As I grew into you, the children failed to find me in their games. They confused me with a bird’s nest shifting in the wind, or a lizard awakening from a sunbath to scuttle after a long-legged meal. Only the most observant children found me: squinting and picking me out from among your branches by the telltale slits around my eyes. They pointed to me, and the mothers, no longer masking their discomfort with politeness, stared unabashed. I stared right back, chained to your trunk, blinking my spindly eyelashes, slung like sorrow with Spanish moss.

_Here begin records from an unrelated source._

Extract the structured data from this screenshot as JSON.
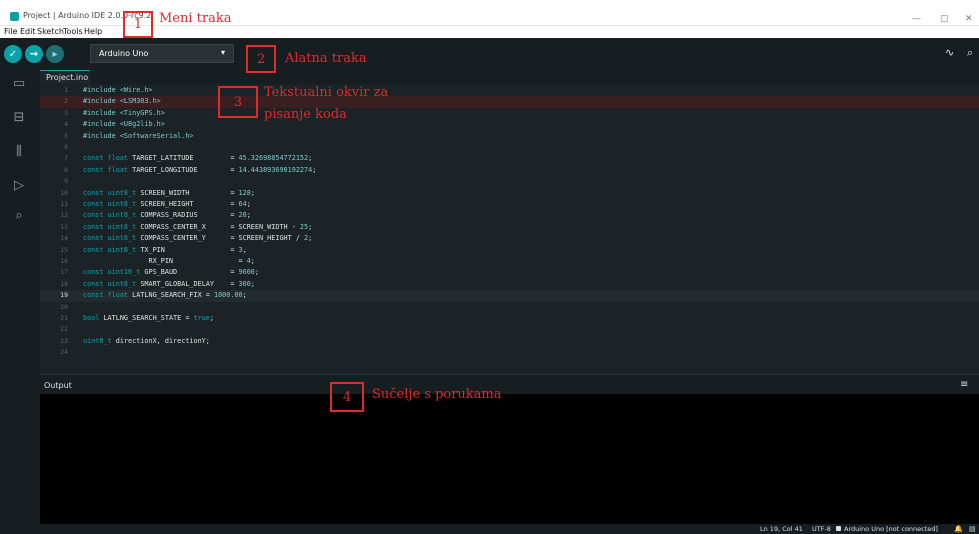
{
  "window": {
    "title": "Project | Arduino IDE 2.0.0-rc9.2",
    "minimize": "—",
    "maximize": "▢",
    "close": "✕"
  },
  "menu": [
    "File",
    "Edit",
    "Sketch",
    "Tools",
    "Help"
  ],
  "toolbar": {
    "verify_icon": "✓",
    "upload_icon": "→",
    "debug_icon": "▸",
    "board": "Arduino Uno",
    "caret": "▾",
    "serial_plotter_icon": "∿",
    "serial_monitor_icon": "⌕"
  },
  "activity": {
    "folder_icon": "▭",
    "board_icon": "⊟",
    "library_icon": "⫼",
    "debug_icon": "▷",
    "search_icon": "⌕"
  },
  "tab": {
    "name": "Project.ino"
  },
  "editor": {
    "active_line": 19,
    "lines": [
      {
        "n": "1",
        "parts": [
          [
            "pp",
            "#include "
          ],
          [
            "inc",
            "<Wire.h>"
          ]
        ]
      },
      {
        "n": "2",
        "parts": [
          [
            "pp",
            "#include "
          ],
          [
            "inc",
            "<LSM303.h>"
          ]
        ]
      },
      {
        "n": "3",
        "parts": [
          [
            "pp",
            "#include "
          ],
          [
            "inc",
            "<TinyGPS.h>"
          ]
        ]
      },
      {
        "n": "4",
        "parts": [
          [
            "pp",
            "#include "
          ],
          [
            "inc",
            "<U8g2lib.h>"
          ]
        ]
      },
      {
        "n": "5",
        "parts": [
          [
            "pp",
            "#include "
          ],
          [
            "inc",
            "<SoftwareSerial.h>"
          ]
        ]
      },
      {
        "n": "6",
        "parts": []
      },
      {
        "n": "7",
        "parts": [
          [
            "kw",
            "const "
          ],
          [
            "kw",
            "float "
          ],
          [
            "id",
            "TARGET_LATITUDE         "
          ],
          [
            "op",
            "= "
          ],
          [
            "num",
            "45.32698854772152"
          ],
          [
            "op",
            ";"
          ]
        ]
      },
      {
        "n": "8",
        "parts": [
          [
            "kw",
            "const "
          ],
          [
            "kw",
            "float "
          ],
          [
            "id",
            "TARGET_LONGITUDE        "
          ],
          [
            "op",
            "= "
          ],
          [
            "num",
            "14.443893690192274"
          ],
          [
            "op",
            ";"
          ]
        ]
      },
      {
        "n": "9",
        "parts": []
      },
      {
        "n": "10",
        "parts": [
          [
            "kw",
            "const "
          ],
          [
            "ty",
            "uint8_t "
          ],
          [
            "id",
            "SCREEN_WIDTH          "
          ],
          [
            "op",
            "= "
          ],
          [
            "num",
            "128"
          ],
          [
            "op",
            ";"
          ]
        ]
      },
      {
        "n": "11",
        "parts": [
          [
            "kw",
            "const "
          ],
          [
            "ty",
            "uint8_t "
          ],
          [
            "id",
            "SCREEN_HEIGHT         "
          ],
          [
            "op",
            "= "
          ],
          [
            "num",
            "64"
          ],
          [
            "op",
            ";"
          ]
        ]
      },
      {
        "n": "12",
        "parts": [
          [
            "kw",
            "const "
          ],
          [
            "ty",
            "uint8_t "
          ],
          [
            "id",
            "COMPASS_RADIUS        "
          ],
          [
            "op",
            "= "
          ],
          [
            "num",
            "20"
          ],
          [
            "op",
            ";"
          ]
        ]
      },
      {
        "n": "13",
        "parts": [
          [
            "kw",
            "const "
          ],
          [
            "ty",
            "uint8_t "
          ],
          [
            "id",
            "COMPASS_CENTER_X      "
          ],
          [
            "op",
            "= SCREEN_WIDTH - "
          ],
          [
            "num",
            "25"
          ],
          [
            "op",
            ";"
          ]
        ]
      },
      {
        "n": "14",
        "parts": [
          [
            "kw",
            "const "
          ],
          [
            "ty",
            "uint8_t "
          ],
          [
            "id",
            "COMPASS_CENTER_Y      "
          ],
          [
            "op",
            "= SCREEN_HEIGHT / "
          ],
          [
            "num",
            "2"
          ],
          [
            "op",
            ";"
          ]
        ]
      },
      {
        "n": "15",
        "parts": [
          [
            "kw",
            "const "
          ],
          [
            "ty",
            "uint8_t "
          ],
          [
            "id",
            "TX_PIN                "
          ],
          [
            "op",
            "= "
          ],
          [
            "num",
            "3"
          ],
          [
            "op",
            ","
          ]
        ]
      },
      {
        "n": "16",
        "parts": [
          [
            "id",
            "                RX_PIN                "
          ],
          [
            "op",
            "= "
          ],
          [
            "num",
            "4"
          ],
          [
            "op",
            ";"
          ]
        ]
      },
      {
        "n": "17",
        "parts": [
          [
            "kw",
            "const "
          ],
          [
            "ty",
            "uint16_t "
          ],
          [
            "id",
            "GPS_BAUD             "
          ],
          [
            "op",
            "= "
          ],
          [
            "num",
            "9600"
          ],
          [
            "op",
            ";"
          ]
        ]
      },
      {
        "n": "18",
        "parts": [
          [
            "kw",
            "const "
          ],
          [
            "ty",
            "uint8_t "
          ],
          [
            "id",
            "SMART_GLOBAL_DELAY    "
          ],
          [
            "op",
            "= "
          ],
          [
            "num",
            "300"
          ],
          [
            "op",
            ";"
          ]
        ]
      },
      {
        "n": "19",
        "parts": [
          [
            "kw",
            "const "
          ],
          [
            "kw",
            "float "
          ],
          [
            "id",
            "LATLNG_SEARCH_FIX "
          ],
          [
            "op",
            "= "
          ],
          [
            "num",
            "1000.00"
          ],
          [
            "op",
            ";"
          ]
        ]
      },
      {
        "n": "20",
        "parts": []
      },
      {
        "n": "21",
        "parts": [
          [
            "kw",
            "bool "
          ],
          [
            "id",
            "LATLNG_SEARCH_STATE "
          ],
          [
            "op",
            "= "
          ],
          [
            "kw",
            "true"
          ],
          [
            "op",
            ";"
          ]
        ]
      },
      {
        "n": "22",
        "parts": []
      },
      {
        "n": "23",
        "parts": [
          [
            "ty",
            "uint8_t "
          ],
          [
            "id",
            "directionX, directionY;"
          ]
        ]
      },
      {
        "n": "24",
        "parts": []
      }
    ]
  },
  "output": {
    "title": "Output",
    "menu_icon": "≡"
  },
  "status": {
    "position": "Ln 19, Col 41",
    "encoding": "UTF-8",
    "board": "Arduino Uno [not connected]",
    "bell_icon": "🔔",
    "panel_icon": "▤"
  },
  "annotations": [
    {
      "num": "1",
      "label": "Meni traka"
    },
    {
      "num": "2",
      "label": "Alatna traka"
    },
    {
      "num": "3",
      "label": "Tekstualni okvir za"
    },
    {
      "num": "3b",
      "label": "pisanje koda"
    },
    {
      "num": "4",
      "label": "Sučelje s porukama"
    }
  ],
  "colors": {
    "accent": "#0ca1a6",
    "annotation": "#e02b2b"
  }
}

The last child to ever find me climbed onto my eyelashes and swung his legs before me like a pendulum. I watched the child grow old under the setting sun, and before he left, I told him this: if the city’s men ever cut this Live Oak down and pick out my bones from among its roots, please baptize me in the mossy swamp water. I told the child to let the gators pine for my hipbones; let the mosquitoes burn for my blood. I said, Brush out my hair with coarse reeds of sawgrass as rattlesnakes and the setting sun watch on. Shroud me in ribbons of Spanish moss, bury me in the cotton field, let the cotton plant’s thorn roots be my coffin.
* * *
Bone&blood&spirit. All mine, then all yours. And somehow it’s Bang Bang Shrimp night again at the Drunken Fish &is that sweat or tears rolling down my face. Jilly the girl with the fish eyes dress says, You were totally zoned out, dude. I borrow a cigarette from the bartender &under the stars I breathe in the exhaust fumes of you&me. I hold in the smoke &men across the street holler catcalls like wolves. Once I stomped on a dead fish washed up on the muddy banks of Lake Alice &it made this sound like a lawn mower starting up without gasoline or a bullfrog croaking out its mating call &its fish eyes bugged out like it was looking at me from wherever it is dead fish live. Jilly comes outside &says, You’ve got a twig in your hair. I believe that somewhere there is always a coonhound that bays at the moon.